Près d’un an après les premières directives gouvernementales visant à redresser la compagnie aérienne nationale, la mise en œuvre se fait toujours attendre. Lors de l’édition 2026 du « Ndogou de la presse » tenue à Dakar ce jeudi 12 mars, la direction d’Air Sénégal a exposé l’urgence de la situation, marquée par une flotte drastiquement réduite et un besoin vital de restructuration financière.

Les orientations pour la relance ont pourtant été actées. Comme le souligne Sud Quotidien, des décisions majeures ont été prises lors d’une réunion interministérielle le 3 avril 2025, puis réitérées en Conseil des ministres le 11 février dernier avec une instruction d’exécution sous 30 jours. Toutefois, l’application effective reste en suspens. « Nous sommes toujours en attente de leur matérialisation effective pour pouvoir décoller seuls », a précisé Farba Diouf, Directeur général adjoint de la compagnie.

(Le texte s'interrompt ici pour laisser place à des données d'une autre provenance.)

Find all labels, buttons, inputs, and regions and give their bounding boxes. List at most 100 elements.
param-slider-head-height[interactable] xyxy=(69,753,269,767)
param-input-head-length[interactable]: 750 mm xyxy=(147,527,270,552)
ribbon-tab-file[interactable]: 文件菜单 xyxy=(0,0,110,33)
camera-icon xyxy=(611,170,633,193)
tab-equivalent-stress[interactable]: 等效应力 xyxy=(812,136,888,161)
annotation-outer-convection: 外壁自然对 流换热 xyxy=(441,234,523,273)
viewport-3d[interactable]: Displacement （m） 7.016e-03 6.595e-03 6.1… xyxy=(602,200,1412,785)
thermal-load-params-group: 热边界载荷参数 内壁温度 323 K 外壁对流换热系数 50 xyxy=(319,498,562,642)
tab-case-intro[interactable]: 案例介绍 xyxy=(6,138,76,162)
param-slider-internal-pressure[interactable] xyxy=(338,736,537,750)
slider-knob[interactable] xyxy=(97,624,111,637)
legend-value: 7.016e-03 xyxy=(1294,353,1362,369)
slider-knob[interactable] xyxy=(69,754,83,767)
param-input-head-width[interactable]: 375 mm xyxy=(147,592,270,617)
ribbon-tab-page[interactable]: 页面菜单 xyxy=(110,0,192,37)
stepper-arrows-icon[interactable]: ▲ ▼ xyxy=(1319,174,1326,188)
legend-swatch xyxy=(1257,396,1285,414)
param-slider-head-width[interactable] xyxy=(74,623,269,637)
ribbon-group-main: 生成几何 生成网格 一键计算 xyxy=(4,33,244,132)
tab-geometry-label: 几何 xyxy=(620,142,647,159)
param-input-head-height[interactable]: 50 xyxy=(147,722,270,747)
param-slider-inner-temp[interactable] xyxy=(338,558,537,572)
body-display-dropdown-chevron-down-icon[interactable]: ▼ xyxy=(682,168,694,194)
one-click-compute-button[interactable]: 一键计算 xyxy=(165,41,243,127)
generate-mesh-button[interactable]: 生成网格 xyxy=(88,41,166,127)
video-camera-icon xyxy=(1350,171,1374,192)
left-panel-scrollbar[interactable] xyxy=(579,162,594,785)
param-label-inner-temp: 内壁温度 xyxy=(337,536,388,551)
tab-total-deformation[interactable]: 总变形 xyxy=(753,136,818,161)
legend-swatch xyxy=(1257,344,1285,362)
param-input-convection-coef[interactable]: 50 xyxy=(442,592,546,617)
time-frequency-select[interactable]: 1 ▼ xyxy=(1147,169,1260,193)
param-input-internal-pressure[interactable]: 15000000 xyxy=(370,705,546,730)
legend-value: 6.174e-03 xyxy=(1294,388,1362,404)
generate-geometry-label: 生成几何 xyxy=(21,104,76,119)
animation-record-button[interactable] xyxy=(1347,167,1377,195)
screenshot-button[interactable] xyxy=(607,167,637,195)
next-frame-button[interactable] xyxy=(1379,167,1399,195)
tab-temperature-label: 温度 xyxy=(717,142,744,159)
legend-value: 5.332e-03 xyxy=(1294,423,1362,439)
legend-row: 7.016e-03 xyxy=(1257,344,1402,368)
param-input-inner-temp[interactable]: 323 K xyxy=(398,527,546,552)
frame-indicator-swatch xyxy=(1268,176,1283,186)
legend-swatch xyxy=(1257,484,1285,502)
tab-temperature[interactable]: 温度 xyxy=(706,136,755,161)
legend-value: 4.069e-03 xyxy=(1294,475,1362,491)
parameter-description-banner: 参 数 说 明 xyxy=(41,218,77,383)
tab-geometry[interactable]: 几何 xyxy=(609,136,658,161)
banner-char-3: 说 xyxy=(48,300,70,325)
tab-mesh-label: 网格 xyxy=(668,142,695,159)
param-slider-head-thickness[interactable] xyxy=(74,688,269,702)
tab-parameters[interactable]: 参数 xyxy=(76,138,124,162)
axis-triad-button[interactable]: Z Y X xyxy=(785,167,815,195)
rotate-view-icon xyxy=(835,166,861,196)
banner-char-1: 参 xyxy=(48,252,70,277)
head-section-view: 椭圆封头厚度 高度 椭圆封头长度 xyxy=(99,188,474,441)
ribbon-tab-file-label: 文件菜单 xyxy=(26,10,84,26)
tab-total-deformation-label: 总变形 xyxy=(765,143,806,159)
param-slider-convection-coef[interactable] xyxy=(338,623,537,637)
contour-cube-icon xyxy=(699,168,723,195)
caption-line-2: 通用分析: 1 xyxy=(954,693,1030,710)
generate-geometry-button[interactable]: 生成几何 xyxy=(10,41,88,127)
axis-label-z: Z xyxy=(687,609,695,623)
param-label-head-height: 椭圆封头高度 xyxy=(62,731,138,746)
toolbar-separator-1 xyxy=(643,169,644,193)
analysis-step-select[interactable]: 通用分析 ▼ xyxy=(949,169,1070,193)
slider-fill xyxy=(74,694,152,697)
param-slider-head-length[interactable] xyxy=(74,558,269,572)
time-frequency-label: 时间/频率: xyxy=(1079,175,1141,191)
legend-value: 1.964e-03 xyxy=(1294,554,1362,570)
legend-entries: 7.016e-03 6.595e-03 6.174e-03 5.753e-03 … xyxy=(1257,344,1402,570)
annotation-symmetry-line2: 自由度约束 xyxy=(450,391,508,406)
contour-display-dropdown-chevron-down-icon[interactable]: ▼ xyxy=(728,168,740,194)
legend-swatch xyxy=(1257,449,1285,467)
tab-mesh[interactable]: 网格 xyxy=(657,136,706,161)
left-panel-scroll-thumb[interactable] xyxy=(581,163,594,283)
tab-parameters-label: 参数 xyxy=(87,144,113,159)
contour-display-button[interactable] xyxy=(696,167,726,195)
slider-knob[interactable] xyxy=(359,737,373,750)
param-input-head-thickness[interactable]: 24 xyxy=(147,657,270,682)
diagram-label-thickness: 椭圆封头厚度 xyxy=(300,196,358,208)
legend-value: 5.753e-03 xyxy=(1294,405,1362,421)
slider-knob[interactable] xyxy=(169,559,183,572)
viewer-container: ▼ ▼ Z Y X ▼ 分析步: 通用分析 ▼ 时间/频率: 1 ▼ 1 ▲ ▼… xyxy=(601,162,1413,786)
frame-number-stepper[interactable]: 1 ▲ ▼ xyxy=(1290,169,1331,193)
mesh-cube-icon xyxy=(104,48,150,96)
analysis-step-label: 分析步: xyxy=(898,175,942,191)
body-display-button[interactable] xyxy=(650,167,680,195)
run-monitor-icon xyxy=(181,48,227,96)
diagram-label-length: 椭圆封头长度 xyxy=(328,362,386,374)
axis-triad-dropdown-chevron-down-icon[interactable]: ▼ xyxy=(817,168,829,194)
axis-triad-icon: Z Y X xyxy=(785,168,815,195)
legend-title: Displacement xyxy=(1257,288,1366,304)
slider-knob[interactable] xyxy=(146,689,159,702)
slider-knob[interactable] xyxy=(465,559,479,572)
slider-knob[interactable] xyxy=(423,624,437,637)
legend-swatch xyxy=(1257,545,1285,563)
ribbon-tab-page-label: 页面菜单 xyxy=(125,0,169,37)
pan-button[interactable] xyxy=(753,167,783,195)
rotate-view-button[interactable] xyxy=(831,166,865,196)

Pour assainir une situation financière critique, avec des fonds propres évalués à -237 milliards de francs CFA en 2024, la direction a soumis plusieurs mécanismes à l’État. L’objectif est de reconstituer ces fonds sans exiger de décaissement direct. La solution privilégiée consiste à transformer le concours financier de l’État en actions, via une opération de « coup d’accordéon » destinée à remettre les fonds propres à zéro. À cela s’ajoute une proposition de convention de dette croisée pour transférer certaines créances à l’État avant leur conversion, une étape présentée comme indispensable pour permettre à Air Sénégal de mobiliser de nouveaux financements dans le cadre de son plan de développement sur cinq ans.

Sur le plan opérationnel, ces lenteurs institutionnelles ont des conséquences directes sur la qualité du service. Interrogé sur les retards et annulations fréquents, Assane Samb, Directeur commercial et marketing, a pointé du doigt un déficit critique d’appareils. Actuellement, la compagnie ne compte que trois avions en exploitation, tous sous contrat de location. « Sans le soutien de l’État pour renforcer cette flotte, nous serons toujours exposés au risque de retards ou d’annulations », a-t-il averti.

Si la compagnie précise s’être récemment dotée de nouveaux outils informatiques pour notifier les passagers en cas de perturbation, un obstacle pratique demeure : l’absence fréquente de coordonnées valides dans les dossiers de réservation, ce qui complique la communication avec les voyageurs concernés au moment des incidents de vol.